Second is a less obvious one. The more I think about it, the less I think there is a meaningful definition of the one true run time. I have put significant effort into making sure that runtimes are consistent but, however we do this, it makes our experiments less realistic. With rare exceptions (perhaps some safety critical systems) our algorithms will not be used in highly controlled situations, moderated to reduce variability between runs or to maximise speed of this particular process. Algorithms will be run as part of a larger system, in a computer sometimes with many other processes and sometimes with few and, because of the way that computing has developed, sometimes in raw silicon and sometimes in virtual machines. So the more I think about it, the more I think that what matters is the distribution of run times. For this, your experiment on your hardware is important, but so are future recomputations on a wide variety of VMs running on a variety of different hardware.
So my claim remains: runtime performance is secondary to the crux of recomputation. And if you make your experiments recomputable, maybe over time we will get a better understanding how your performance is affected by the underlying real or virtualised hardware .

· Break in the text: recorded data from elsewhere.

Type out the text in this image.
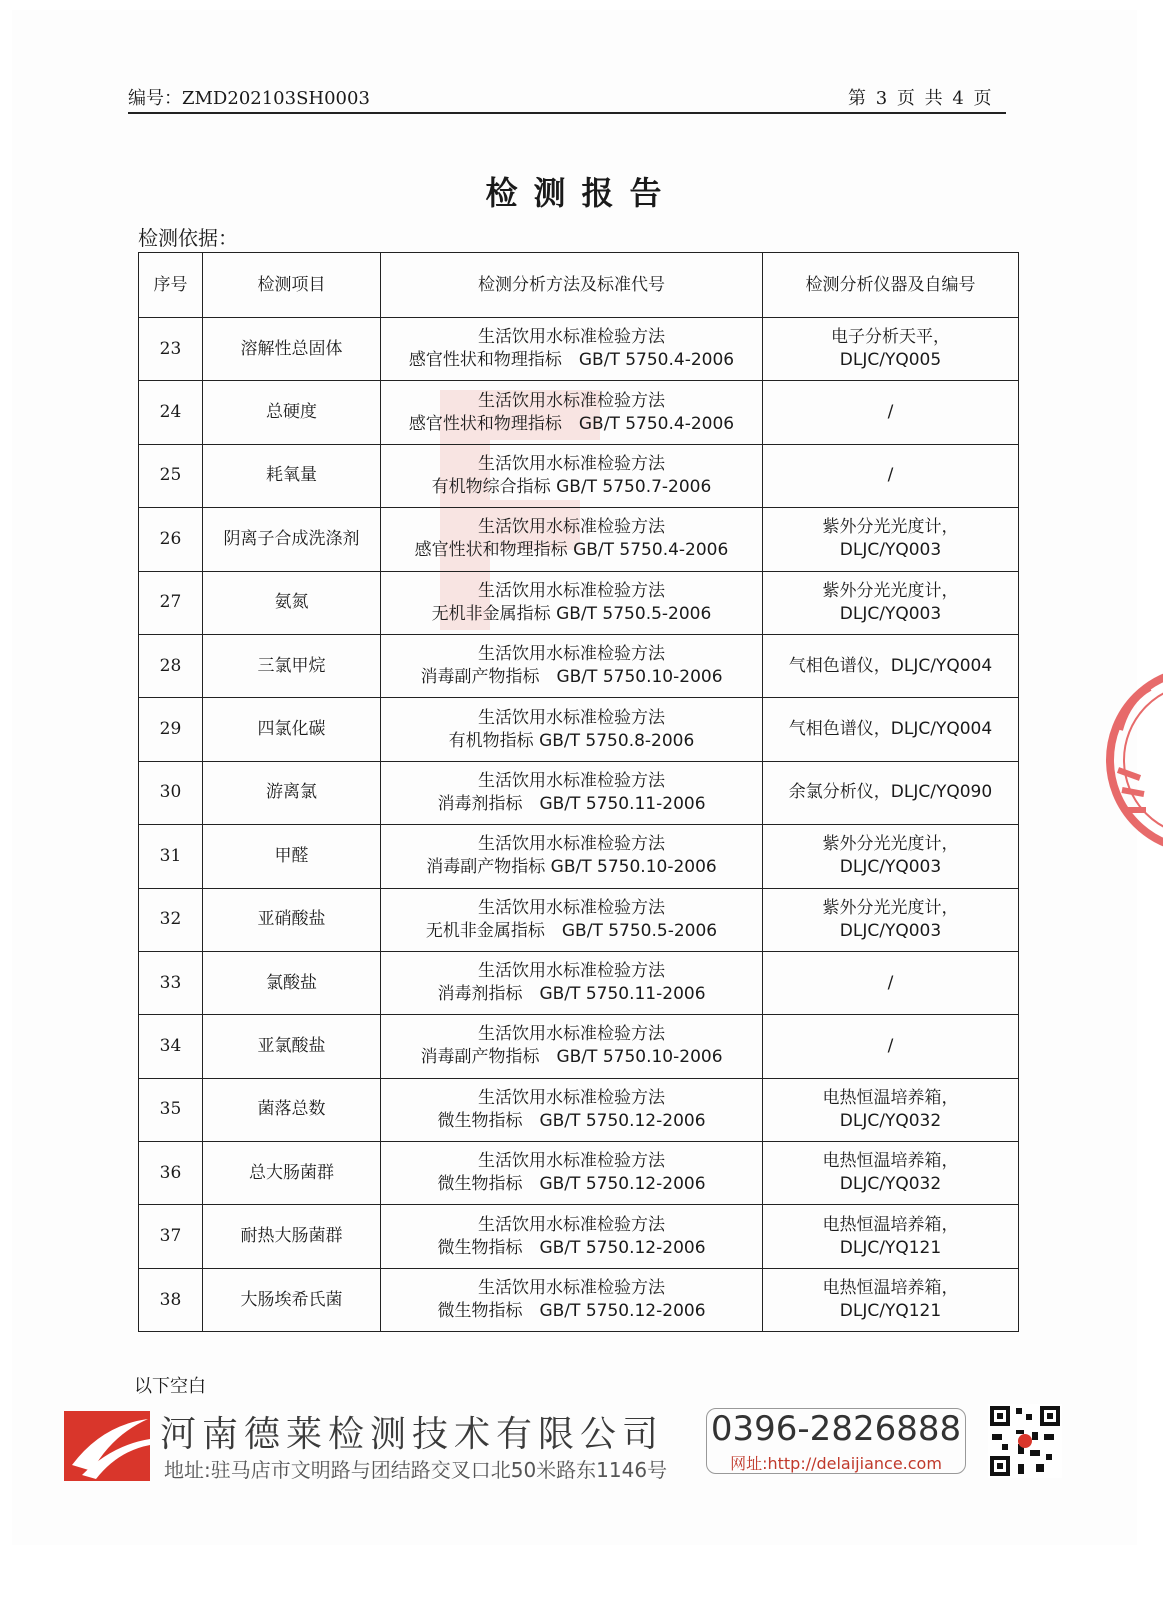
编号：ZMD202103SH0003	第 3 页 共 4 页
检测报告
检测依据：
序号	检测项目	检测分析方法及标准代号	检测分析仪器及自编号
23	溶解性总固体	生活饮用水标准检验方法
感官性状和物理指标　GB/T 5750.4-2006	电子分析天平，
DLJC/YQ005

24	总硬度	生活饮用水标准检验方法
感官性状和物理指标　GB/T 5750.4-2006	/

25	耗氧量	生活饮用水标准检验方法
有机物综合指标 GB/T 5750.7-2006	/

26	阴离子合成洗涤剂	生活饮用水标准检验方法
感官性状和物理指标 GB/T 5750.4-2006	紫外分光光度计，
DLJC/YQ003

27	氨氮	生活饮用水标准检验方法
无机非金属指标 GB/T 5750.5-2006	紫外分光光度计，
DLJC/YQ003

28	三氯甲烷	生活饮用水标准检验方法
消毒副产物指标　GB/T 5750.10-2006	气相色谱仪，DLJC/YQ004

29	四氯化碳	生活饮用水标准检验方法
有机物指标 GB/T 5750.8-2006	气相色谱仪，DLJC/YQ004

30	游离氯	生活饮用水标准检验方法
消毒剂指标　GB/T 5750.11-2006	余氯分析仪，DLJC/YQ090

31	甲醛	生活饮用水标准检验方法
消毒副产物指标 GB/T 5750.10-2006	紫外分光光度计，
DLJC/YQ003

32	亚硝酸盐	生活饮用水标准检验方法
无机非金属指标　GB/T 5750.5-2006	紫外分光光度计，
DLJC/YQ003

33	氯酸盐	生活饮用水标准检验方法
消毒剂指标　GB/T 5750.11-2006	/

34	亚氯酸盐	生活饮用水标准检验方法
消毒副产物指标　GB/T 5750.10-2006	/

35	菌落总数	生活饮用水标准检验方法
微生物指标　GB/T 5750.12-2006	电热恒温培养箱，
DLJC/YQ032

36	总大肠菌群	生活饮用水标准检验方法
微生物指标　GB/T 5750.12-2006	电热恒温培养箱，
DLJC/YQ032

37	耐热大肠菌群	生活饮用水标准检验方法
微生物指标　GB/T 5750.12-2006	电热恒温培养箱，
DLJC/YQ121

38	大肠埃希氏菌	生活饮用水标准检验方法
微生物指标　GB/T 5750.12-2006	电热恒温培养箱，
DLJC/YQ121
以下空白
河南德莱检测技术有限公司
地址:驻马店市文明路与团结路交叉口北50米路东1146号
0396-2826888
网址:http://delaijiance.com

Recomputation.org and software sustainability
I’ve mentioned the website recomputation.org, intended to be a repository of recomputable experiments for all time. Our slogan is “If we can compute your experiment now, anyone can recompute it twenty years from now”. Twenty years - never mind all time - is an ambitious target, especially for a repository which now holds one experiment (the chess puzzle). We are ambitious, and unashamedly so. We want to change the way computer science is done. We might not make it. But it is better to try and fail, than not to try. Computer science can be better, and one way is by those of us who care putting effort into making experiments recomputable and keeping them that way.
I look forward to working with the Software Sustainability Institute and I think the interest crosses both ways. There may be things that the Institute do that we can help with, and of course there are many many things that Institute can do that will help us. Apart from anything else, a critical point is to ensure the sustainability of our own software and systems over the long term.
Oh, and by the way, it’s not just software sustainability I’m looking forward to working with. If something I’ve said sparks your interest - or your disagreement - I’d love to hear from you and maybe work with you to make computing more recomputable in the future.
About the Author
Ian Gent is Professor of Computer Science at the University of St Andrews, Scotland. Of his non peer-reviewed papers, his most cited by far is How Not To Do It, a collection of embarrassing mistakes he and colleagues have made in computational experiments. To show how good we are at not doing things right, we even mis-spelt the name of one of the authors: it’s Ewan, not Ewen MacIntyre!